Keywords: XRP, correlation tensor, network embedding, singular value decomposition, cryptoasset price prediction


Introduction

Cryptoassets like XRP facilitate decentralized digital transactions via blockchain technology. Despite their volatility, understanding price dynamics through transaction network analysis remains underexplored compared to Bitcoin or Ethereum.

Research Gap:

Hypothesis: Network topology shifts (e.g., community fragmentation) signal price bubbles.


Results

1. Network Dynamics

👉 Explore XRP network trends

2. Correlation Tensor Analysis

3. Bubble Period Insights


Methodology

Data & Embedding

Double SVD

  1. First SVD: Diagonalize node-pair indices.
  2. Second SVD: Diagonalize embedding-component indices.
  3. Output: Singular values (λ) ranked by significance.

Validation


Conclusion

  1. Price Prediction: λ₁ serves as an early-warning metric for XRP bubbles.
  2. Generalizability: Method applicable to other cryptoassets (e.g., BTC, ETH).

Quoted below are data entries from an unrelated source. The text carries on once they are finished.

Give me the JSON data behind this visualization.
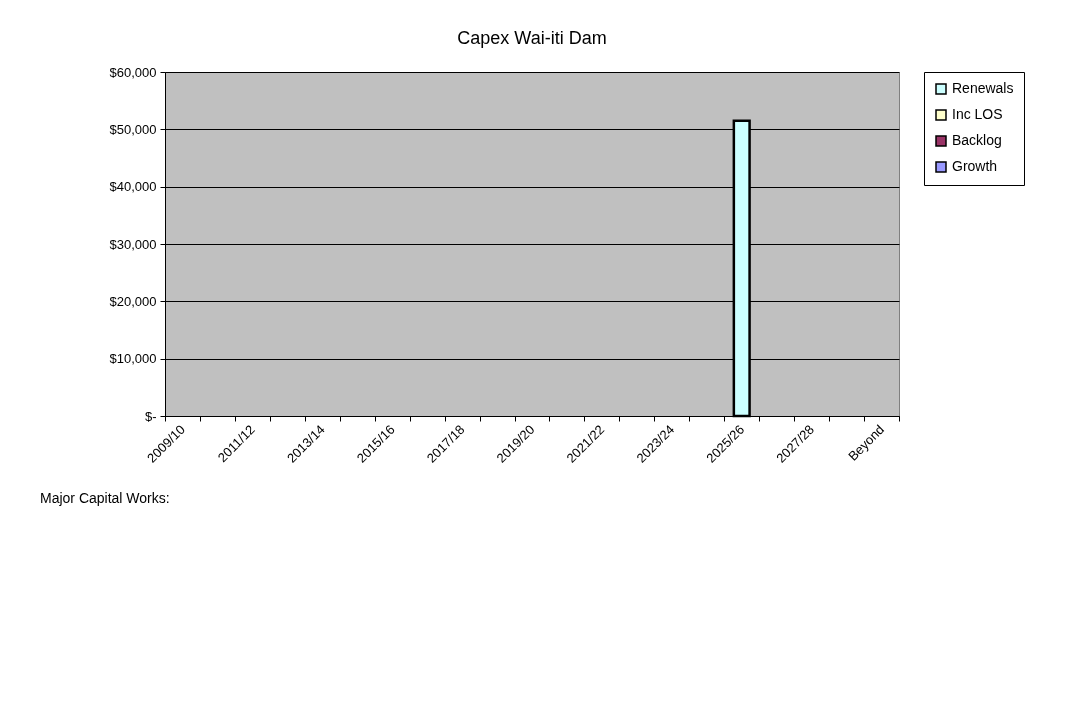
{
  "chart_data": {
    "type": "bar",
    "title": "Capex Wai-iti Dam",
    "categories": [
      "2009/10",
      null,
      "2011/12",
      null,
      "2013/14",
      null,
      "2015/16",
      null,
      "2017/18",
      null,
      "2019/20",
      null,
      "2021/22",
      null,
      "2023/24",
      null,
      "2025/26",
      null,
      "2027/28",
      null,
      "Beyond"
    ],
    "series": [
      {
        "name": "Renewals",
        "color": "#ccffff",
        "values": [
          null,
          null,
          null,
          null,
          null,
          null,
          null,
          null,
          null,
          null,
          null,
          null,
          null,
          null,
          null,
          null,
          51500,
          null,
          null,
          null,
          null
        ]
      },
      {
        "name": "Inc LOS",
        "color": "#ffffcc",
        "values": [
          null,
          null,
          null,
          null,
          null,
          null,
          null,
          null,
          null,
          null,
          null,
          null,
          null,
          null,
          null,
          null,
          null,
          null,
          null,
          null,
          null
        ]
      },
      {
        "name": "Backlog",
        "color": "#993366",
        "values": [
          null,
          null,
          null,
          null,
          null,
          null,
          null,
          null,
          null,
          null,
          null,
          null,
          null,
          null,
          null,
          null,
          null,
          null,
          null,
          null,
          null
        ]
      },
      {
        "name": "Growth",
        "color": "#9999ff",
        "values": [
          null,
          null,
          null,
          null,
          null,
          null,
          null,
          null,
          null,
          null,
          null,
          null,
          null,
          null,
          null,
          null,
          null,
          null,
          null,
          null,
          null
        ]
      }
    ],
    "ylim": [
      0,
      60000
    ],
    "yticks": [
      {
        "value": 0,
        "label": "$-"
      },
      {
        "value": 10000,
        "label": "$10,000"
      },
      {
        "value": 20000,
        "label": "$20,000"
      },
      {
        "value": 30000,
        "label": "$30,000"
      },
      {
        "value": 40000,
        "label": "$40,000"
      },
      {
        "value": 50000,
        "label": "$50,000"
      },
      {
        "value": 60000,
        "label": "$60,000"
      }
    ],
    "grid": "y",
    "legend": "right",
    "annotations": [
      "Major Capital Works:"
    ]
  }
}
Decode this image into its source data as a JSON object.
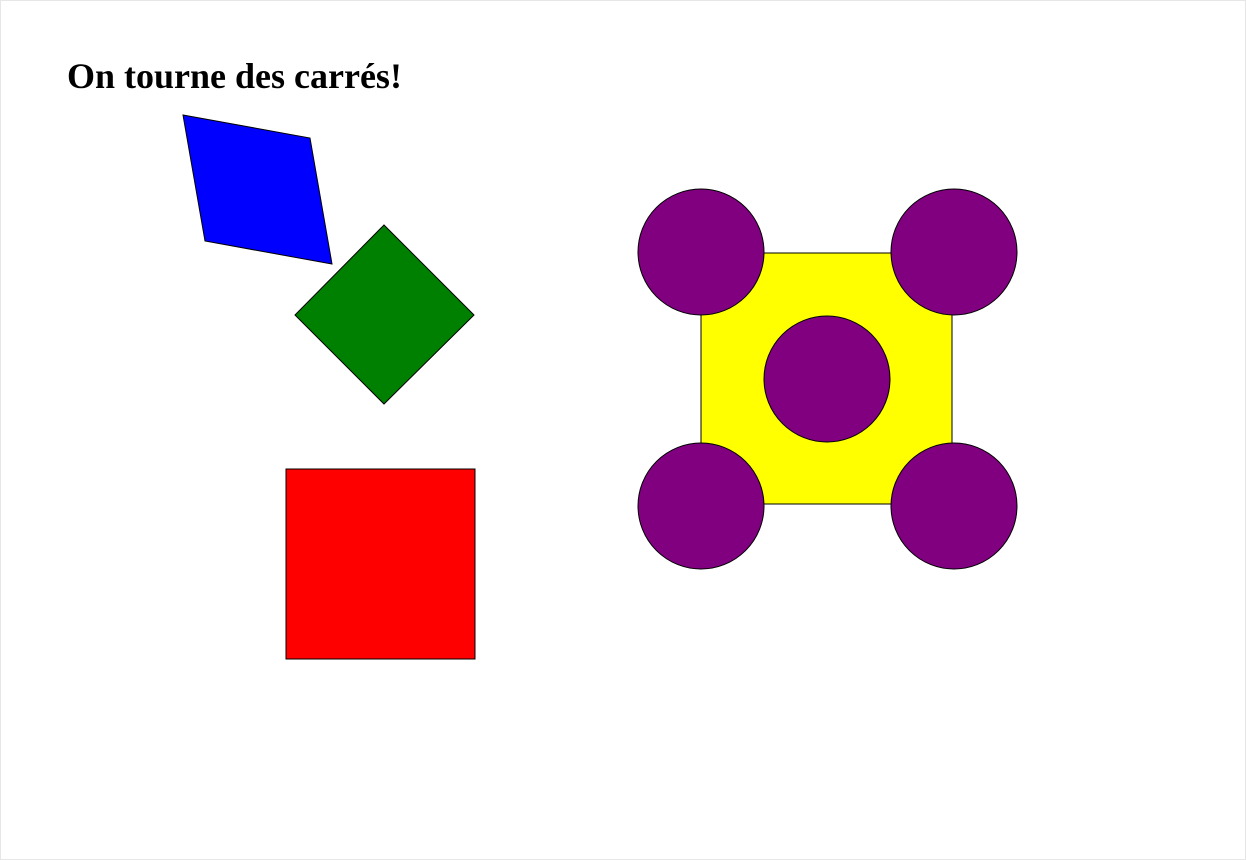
{
  "page": {
    "title": "On tourne des carrés!"
  },
  "shapes": {
    "blue_square": {
      "color": "#0000ff",
      "rotation_deg": 10
    },
    "green_square": {
      "color": "#008000",
      "rotation_deg": 45
    },
    "red_square": {
      "color": "#ff0000",
      "rotation_deg": 0
    },
    "yellow_square": {
      "color": "#ffff00"
    },
    "purple_circles": {
      "color": "#800080",
      "count": 5
    }
  },
  "colors": {
    "background": "#ffffff",
    "outline": "#000000"
  }
}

Future Work: Extend analysis to non-bubble periods and multi-asset networks.

👉 Learn about cryptoasset analytics


FAQ

Q1: How does the correlation tensor relate to XRP price?

A: The largest singular value (λ₁) inversely correlates with price, dropping sharply during bubbles due to disrupted network dependencies.

Q2: Why use DeepWalk for embedding?

A: DeepWalk encodes community structures via random walks, critical for capturing transactional clusters.

Q3: Can this method predict crashes?

A: Yes—λ₁’s predictive power extends to downturns, as seen in January 2018’s crash.

Q4: What are the limitations?

A: Requires high-frequency ledger data and assumes network topology drives price shifts.